To bad you didnt live around here..all my niggas are rigged out pro..I just set a buddy of mine up with my old 1000 watt magnetics ..5 of them and a ebb and grow system.Wired all of his shit up for him pro.To bad he doesnt have the skills you have.
These guys are all lazy growers and on top of that will not listen to logic or put in the required effort to be professional 
.Every time i go over there i tell them what to do to improve their grow.Most of it is free to do..you just have to WORK..and every time i go back to the grow..NOTHING has been done..same as when i left it..I dont get shit out of their grow.If it were not for me rigging them up and supplying them initially they wouldnt even have a grow..they are too stupid and lazy to plug in a power cord.
Its annoying when you shoot for perfection and everyone around you is a slug that doesnt care about jack shit but the next party.
The guys annoying but hes my nigga.


----------



## max420thc (Sep 30, 2013)

Just two example come to mind stewing on stupid..stupid annoys me..Am i the only one?
I told them to move their hoods closer to a wall to get more reflection on the sides of the plants and to move their hoods to center them up that way the light can share over lapping coverage..what does the guy do..he moves the plants under the lamps instead of moving the lamps.I even give him the logic behind the better coverage more even crop production increased yeild.HELL no cant have any of that around here..It makes you want to go hit their mothers in the head with a stick for even giving birth to the lazy ignorant fooks.


----------



## Mr.Head (Sep 30, 2013)

> *Its annoying when you shoot for perfection and everyone around you is a slug that doesnt care about jack shit but the next party.*


Not that I am anywhere near your guys level of skill, but this is so true in every part of life. I wish I had a "mentor"  A lot of us are in it by ourselves, and would love a more experienced grower to learn from. Some people don't know what they got. Knowledge, especially in this field where there is so much misinformation, is a hell of a thing. People should embrace it not ignore it.


----------



## raiderman (Sep 30, 2013)

max420thc said:


> sorry raider i didnt pick up the dosage amount or the advertised effect on the product you showed me from humbolt.
> To bad you didnt live around here..all my niggas are rigged out pro..I just set a buddy of mine up with my old 1000 watt magnetics ..5 of them and a ebb and grow system.Wired all of his shit up for him pro.To bad he doesnt have the skills you have.
> These guys are all lazy growers and on top of that will not listen to logic or put in the required effort to be professional
> .Every time i go over there i tell them what to do to improve their grow.Most of it is free to do..you just have to WORK..and every time i go back to the grow..NOTHING has been done..same as when i left it..I dont get shit out of their grow.If it were not for me rigging them up and supplying them initially they wouldnt even have a grow..they are too stupid and lazy to plug in a power cord.
> ...


I absolutely agree with you Max.The generation of growers today don't wanna hear it and close their ears to VALUABLE info,forget science,forget being a real pro in the field,fk all that ,their happy with the crumbs that fall from the table,lol.


----------



## raiderman (Sep 30, 2013)

max420thc said:


> Just two example come to mind stewing on stupid..stupid annoys me..Am i the only one?
> I told them to move their hoods closer to a wall to get more reflection on the sides of the plants and to move their hoods to center them up that way the light can share over lapping coverage..what does the guy do..he moves the plants under the lamps instead of moving the lamps.I even give him the logic behind the better coverage more even crop production increased yeild.HELL no cant have any of that around here..It makes you want to go hit their mothers in the head with a stick for even giving birth to the lazy ignorant fooks.
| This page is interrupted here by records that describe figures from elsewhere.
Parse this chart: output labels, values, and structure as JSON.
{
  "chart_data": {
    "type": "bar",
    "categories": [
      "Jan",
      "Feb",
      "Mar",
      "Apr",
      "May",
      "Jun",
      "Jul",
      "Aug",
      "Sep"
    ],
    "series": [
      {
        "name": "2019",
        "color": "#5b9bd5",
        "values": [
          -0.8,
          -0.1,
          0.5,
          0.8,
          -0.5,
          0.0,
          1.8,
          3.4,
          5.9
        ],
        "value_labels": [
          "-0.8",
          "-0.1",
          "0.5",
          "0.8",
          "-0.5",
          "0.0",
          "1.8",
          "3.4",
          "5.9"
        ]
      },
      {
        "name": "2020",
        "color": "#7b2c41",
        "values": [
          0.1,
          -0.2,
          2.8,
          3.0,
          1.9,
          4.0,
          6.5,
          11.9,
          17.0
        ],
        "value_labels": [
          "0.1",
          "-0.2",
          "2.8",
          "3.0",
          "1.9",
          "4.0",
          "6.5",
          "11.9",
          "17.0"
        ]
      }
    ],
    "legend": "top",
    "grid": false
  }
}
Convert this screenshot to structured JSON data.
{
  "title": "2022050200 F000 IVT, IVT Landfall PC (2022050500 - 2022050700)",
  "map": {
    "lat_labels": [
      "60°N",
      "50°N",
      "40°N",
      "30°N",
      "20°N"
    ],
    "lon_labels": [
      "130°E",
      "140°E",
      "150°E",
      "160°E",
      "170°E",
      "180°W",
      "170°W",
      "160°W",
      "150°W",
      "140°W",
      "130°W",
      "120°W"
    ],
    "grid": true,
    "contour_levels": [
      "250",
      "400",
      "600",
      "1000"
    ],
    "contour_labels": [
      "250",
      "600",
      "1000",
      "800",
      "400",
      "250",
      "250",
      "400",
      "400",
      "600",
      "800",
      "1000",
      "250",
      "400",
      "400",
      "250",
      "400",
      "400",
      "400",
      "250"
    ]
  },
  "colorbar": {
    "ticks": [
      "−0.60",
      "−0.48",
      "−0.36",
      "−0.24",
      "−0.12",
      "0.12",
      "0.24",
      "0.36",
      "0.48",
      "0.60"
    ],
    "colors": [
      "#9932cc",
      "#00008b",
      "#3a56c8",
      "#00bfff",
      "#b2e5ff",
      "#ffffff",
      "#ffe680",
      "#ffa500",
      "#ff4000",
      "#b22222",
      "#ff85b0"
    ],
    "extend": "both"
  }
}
you and myself must be from the same generation of growers...I removed the post bro cuz some ppl don't like them to post on their thread,out of respect I removed it,AM I A OVER ZEALOUS FANATIC?I GUESS I AM.IF A PERSONS ZEAL DOESNT OUTWEIGH THIER PRIDE MAY AS WELL GO TO McDonalds AND FLIP PATTIES IMO..i wish I did live near yu,lol,i can do quite a plant load and keep them in perfect health,hard work and determination,,glad to have yu aboard Max.


----------



## raiderman (Sep 30, 2013)

Mr.Head said:


> Not that I am anywhere near your guys level of skill, but this is so true in every part of life. I wish I had a "mentor"  A lot of us are in it by ourselves, and would love a more experienced grower to learn from. Some people don't know what they got. Knowledge, especially in this field where there is so much misinformation, is a hell of a thing. People should embrace it not ignore it.


Your a smart man Mr.Head. Were all still learning and gathering in info and hard work.welcome aboard my friend.


----------



## Thundercat (Sep 30, 2013)

Morning Raider, wanted to stop by and say hey, and check things out I havn't been on much as of late.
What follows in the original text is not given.